Not to put too fine a point on this, but the argument is simply crazy. In the American system of government, it’s madness to suggest the president is doing something controversial when he nominates qualified jurists to fill vacancies on the federal bench.
“Court packing” has a specific meaning: it was an FDR-era idea in which the executive branch would expand the number of seats on a bench in order to tilt the judiciary in the president’s favor. The idea was floated in the 1930s, before being abandoned.
Is Obama planning a similar ploy? Not even a little. What we’re talking about here is an elected president sending qualified judicial nominees to the Senate for consideration. What Republicans are condemning is basic American governance — they hope to characterize Civics 101 as something abusive and offensive.

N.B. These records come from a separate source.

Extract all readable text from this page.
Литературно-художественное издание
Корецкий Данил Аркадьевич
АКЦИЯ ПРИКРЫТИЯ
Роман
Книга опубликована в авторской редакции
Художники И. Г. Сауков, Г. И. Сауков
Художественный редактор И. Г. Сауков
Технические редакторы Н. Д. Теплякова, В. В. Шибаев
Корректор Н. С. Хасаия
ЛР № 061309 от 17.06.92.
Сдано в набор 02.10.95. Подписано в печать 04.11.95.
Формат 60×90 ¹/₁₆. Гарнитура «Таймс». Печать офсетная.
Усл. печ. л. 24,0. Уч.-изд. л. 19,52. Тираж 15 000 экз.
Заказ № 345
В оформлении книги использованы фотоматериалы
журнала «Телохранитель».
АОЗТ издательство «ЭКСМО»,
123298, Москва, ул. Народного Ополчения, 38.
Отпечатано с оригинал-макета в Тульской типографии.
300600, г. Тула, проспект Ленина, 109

I hate to break this to Senate Republicans, but President Obama was elected — twice. Presidents submitting judicial nominations to the Senate to fill vacancies is pretty much the definition of normal presidential behavior. If the GOP finds this annoying, they’ll have to take it up with the Constitution.
Or, I suppose they can try court-packing in reverse, which appears to be growing in popularity.
We first talked in April about Chuck Grassley’s idea of shrinking the D.C. Circuit, removing seats from the bench, so that there would be no vacancies for Obama to fill. Grassley’s bill wasn’t just a partisan stunt — yesterday, Sen. Susan Collins (R-Maine), an alleged moderate, endorsed the proposal.
It’s reached the point at which the White House feels the need to respond to the idea.